The standard audio work flow is first you get it all in synch with picture, and then for optical sources, you might run some sort of automatic de-click or de-crackle pass and you have to calibrate it so it’s not going to interfere with the music. A lot of times they will attack transients of especially instruments and drums and percussion, and oftentimes voices, like male voices that have a lot of rich character to them… So you have to calibrate that so you don’t harm those. And then you have to get out all the extra pops and clicks that are missed, and that takes a long time.
It’s working on fine tuning the settings for masking the distortion. In those cases, you’re not looking at a frame-by-frame scenario like when you’re taking pops and clicks out — that’s a frame-by-frame scenario that takes a lot of time. But this is more like, OK, this section of music has this type of distortion, and rather than just say, OK, ‘I EQ’d it and it sounds nice,’ it’s really trying a lot of experimentation to try to minimize that distortion.
How big a factor was your interest in jazz?
This project involved a bit of a personal desire to make it better, but I tend to do that with everything. I always like a challenge, and every project has its own unique something-or-other, some unique challenge that inspires me to tackle it. In this case, that was wanting to make the music, which is the focus of the film, sound as good as it could, with the source we had. But there were still sections where I wasn’t 100 percent satisfied.
And “a lot” is… tens of hours? Hundreds of hours?
This project took about 55 hours of work. Generally speaking, I’ll spend anywhere from two days to two weeks, that’s the average range. There are projects that have taken two months, but that is the range… In this case, the film was 77 minutes long, just under average film length.
How do you prevent yourself not stopping?
Sometimes budgets will dictate how picky you can be as far as the little pops and clicks and blemishes. I do always try to be conscious of that. If there’s a budget and it’s more work than the budget will allow, you say, ‘Well, this is what you’ll get for the budget you have.’
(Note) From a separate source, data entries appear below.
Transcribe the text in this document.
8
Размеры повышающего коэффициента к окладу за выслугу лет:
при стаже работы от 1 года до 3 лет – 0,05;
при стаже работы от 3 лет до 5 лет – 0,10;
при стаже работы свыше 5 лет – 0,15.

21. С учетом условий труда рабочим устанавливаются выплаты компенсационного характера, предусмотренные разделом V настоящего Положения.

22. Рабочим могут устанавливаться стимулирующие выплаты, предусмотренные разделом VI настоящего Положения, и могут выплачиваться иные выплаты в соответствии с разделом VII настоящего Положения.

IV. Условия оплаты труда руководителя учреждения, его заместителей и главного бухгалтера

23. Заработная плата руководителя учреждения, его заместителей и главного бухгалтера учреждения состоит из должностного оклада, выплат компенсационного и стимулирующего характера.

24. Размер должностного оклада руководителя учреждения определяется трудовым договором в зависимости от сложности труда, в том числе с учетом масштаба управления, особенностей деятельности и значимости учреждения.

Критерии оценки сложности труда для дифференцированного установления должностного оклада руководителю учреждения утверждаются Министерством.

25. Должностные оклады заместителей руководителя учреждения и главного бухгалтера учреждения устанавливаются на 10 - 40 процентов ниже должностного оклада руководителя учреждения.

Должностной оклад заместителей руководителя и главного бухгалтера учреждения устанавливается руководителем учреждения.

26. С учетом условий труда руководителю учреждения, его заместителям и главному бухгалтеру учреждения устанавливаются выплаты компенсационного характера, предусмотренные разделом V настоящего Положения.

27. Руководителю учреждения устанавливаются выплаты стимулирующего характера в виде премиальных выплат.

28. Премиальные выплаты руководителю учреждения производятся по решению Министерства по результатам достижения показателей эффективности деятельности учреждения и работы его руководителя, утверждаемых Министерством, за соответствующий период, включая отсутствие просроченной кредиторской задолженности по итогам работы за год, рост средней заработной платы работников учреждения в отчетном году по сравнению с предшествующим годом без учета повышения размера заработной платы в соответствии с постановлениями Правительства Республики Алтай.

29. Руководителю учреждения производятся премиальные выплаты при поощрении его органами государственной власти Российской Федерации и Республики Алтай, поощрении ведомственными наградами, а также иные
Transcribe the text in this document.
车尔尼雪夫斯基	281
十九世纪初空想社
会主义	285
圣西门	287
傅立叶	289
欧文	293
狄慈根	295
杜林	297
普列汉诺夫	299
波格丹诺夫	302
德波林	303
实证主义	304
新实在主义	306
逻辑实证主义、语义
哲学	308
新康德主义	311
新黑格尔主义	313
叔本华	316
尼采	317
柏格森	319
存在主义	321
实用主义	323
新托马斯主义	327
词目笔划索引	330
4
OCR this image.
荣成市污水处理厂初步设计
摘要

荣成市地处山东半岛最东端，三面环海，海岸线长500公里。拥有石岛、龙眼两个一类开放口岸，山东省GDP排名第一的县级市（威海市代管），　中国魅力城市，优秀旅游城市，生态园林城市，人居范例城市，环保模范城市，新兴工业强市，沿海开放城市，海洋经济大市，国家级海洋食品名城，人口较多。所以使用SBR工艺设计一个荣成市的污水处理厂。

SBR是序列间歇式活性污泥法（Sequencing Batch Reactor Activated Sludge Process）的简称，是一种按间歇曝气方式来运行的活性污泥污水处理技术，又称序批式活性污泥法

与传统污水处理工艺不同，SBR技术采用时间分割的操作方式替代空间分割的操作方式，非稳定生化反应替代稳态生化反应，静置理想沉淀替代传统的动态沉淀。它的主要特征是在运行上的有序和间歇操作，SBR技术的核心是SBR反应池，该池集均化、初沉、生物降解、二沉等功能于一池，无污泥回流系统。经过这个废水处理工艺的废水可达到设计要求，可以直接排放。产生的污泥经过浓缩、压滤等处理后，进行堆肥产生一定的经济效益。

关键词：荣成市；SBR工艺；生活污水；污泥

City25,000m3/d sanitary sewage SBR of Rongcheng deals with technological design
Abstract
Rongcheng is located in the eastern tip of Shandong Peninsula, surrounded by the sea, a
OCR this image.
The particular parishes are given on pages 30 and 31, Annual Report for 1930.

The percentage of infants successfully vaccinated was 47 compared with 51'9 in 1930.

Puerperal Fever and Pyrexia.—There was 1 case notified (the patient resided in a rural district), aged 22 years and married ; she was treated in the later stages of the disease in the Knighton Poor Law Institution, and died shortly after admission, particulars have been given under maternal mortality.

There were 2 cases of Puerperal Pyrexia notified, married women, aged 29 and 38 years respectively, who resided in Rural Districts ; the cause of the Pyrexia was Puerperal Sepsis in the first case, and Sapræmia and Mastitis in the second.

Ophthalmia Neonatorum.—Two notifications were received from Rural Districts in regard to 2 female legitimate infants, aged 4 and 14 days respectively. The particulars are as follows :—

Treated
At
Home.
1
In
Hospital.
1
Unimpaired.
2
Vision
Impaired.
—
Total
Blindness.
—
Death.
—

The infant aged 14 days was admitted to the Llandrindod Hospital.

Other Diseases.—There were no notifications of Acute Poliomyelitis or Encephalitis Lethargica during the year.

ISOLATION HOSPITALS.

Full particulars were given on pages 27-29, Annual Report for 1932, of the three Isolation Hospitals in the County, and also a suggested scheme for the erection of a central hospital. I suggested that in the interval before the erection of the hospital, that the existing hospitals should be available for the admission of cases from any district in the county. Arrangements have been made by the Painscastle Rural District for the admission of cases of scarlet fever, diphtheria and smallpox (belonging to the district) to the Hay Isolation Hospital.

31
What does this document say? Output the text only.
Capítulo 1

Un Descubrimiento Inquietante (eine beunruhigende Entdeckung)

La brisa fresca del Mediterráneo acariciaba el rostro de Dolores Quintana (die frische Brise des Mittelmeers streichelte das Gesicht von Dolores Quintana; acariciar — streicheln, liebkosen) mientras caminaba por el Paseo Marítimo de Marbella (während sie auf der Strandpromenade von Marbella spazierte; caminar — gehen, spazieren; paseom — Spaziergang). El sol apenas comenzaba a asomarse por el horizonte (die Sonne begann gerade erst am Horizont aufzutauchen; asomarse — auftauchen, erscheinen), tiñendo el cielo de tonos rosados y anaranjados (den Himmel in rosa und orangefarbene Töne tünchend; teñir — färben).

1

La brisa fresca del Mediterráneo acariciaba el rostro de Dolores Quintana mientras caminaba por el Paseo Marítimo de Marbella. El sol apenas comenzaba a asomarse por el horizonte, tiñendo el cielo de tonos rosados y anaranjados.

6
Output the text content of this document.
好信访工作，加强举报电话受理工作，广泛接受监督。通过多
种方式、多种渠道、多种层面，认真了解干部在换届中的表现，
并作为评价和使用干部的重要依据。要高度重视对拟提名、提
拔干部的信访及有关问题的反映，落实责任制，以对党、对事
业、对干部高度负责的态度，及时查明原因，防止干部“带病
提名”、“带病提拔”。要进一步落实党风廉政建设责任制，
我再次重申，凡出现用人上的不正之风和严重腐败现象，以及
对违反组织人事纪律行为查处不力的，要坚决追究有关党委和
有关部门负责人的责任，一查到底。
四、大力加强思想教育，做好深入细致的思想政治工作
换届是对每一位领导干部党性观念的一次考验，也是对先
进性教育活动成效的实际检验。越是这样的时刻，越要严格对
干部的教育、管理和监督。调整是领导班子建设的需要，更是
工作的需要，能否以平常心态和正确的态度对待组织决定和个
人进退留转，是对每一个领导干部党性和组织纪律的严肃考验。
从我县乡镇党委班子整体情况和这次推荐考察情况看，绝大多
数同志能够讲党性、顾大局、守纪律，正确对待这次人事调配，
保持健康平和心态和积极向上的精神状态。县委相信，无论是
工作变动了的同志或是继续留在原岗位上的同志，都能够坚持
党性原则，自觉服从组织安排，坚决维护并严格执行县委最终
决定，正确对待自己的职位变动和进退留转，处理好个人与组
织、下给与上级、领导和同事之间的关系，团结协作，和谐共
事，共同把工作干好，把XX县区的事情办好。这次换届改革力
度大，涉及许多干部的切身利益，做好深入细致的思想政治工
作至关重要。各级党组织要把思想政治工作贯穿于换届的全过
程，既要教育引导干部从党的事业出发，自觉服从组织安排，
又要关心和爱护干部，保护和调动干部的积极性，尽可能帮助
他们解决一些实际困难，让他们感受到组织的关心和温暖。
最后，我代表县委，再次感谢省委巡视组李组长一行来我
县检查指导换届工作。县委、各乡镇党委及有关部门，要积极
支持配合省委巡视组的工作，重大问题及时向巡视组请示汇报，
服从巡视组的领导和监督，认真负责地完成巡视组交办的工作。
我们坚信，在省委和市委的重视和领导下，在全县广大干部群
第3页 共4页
What’s your thinking about how “good” to make old film sound?
That’s always such an interesting question. When it comes to sound on film, you also have to consider the playback environments of the day. Obviously in the ’30s and early ’40s the amplifiers were not as strong; the speakers were not as wide fidelity; the screens were not as transparent. But they were mixing in those environments, and obviously were trying to make it sound as good and flat as they could with the equipment that they had.
So, when you take that sound, and now you put it on a modern system, it really does not sound the way they intended it to sound, and so you have to know that aesthetic that they were going for.
I was fortunate that I had a lot of input early in my career and a sort of aesthetic stewardship from Bob Gitt at UCLA. He was one of my early clients and one of the first people to be involved in film preservation and restoration, and had done a lot of projects. I didn’t know what it should sound like, but he did.
I feel like I’ve really had that imparted on me. He would explain about things like the old playback systems. He was a really good teacher. And when he said, ‘That’s how that should sound,’ I’d really lock that into my head.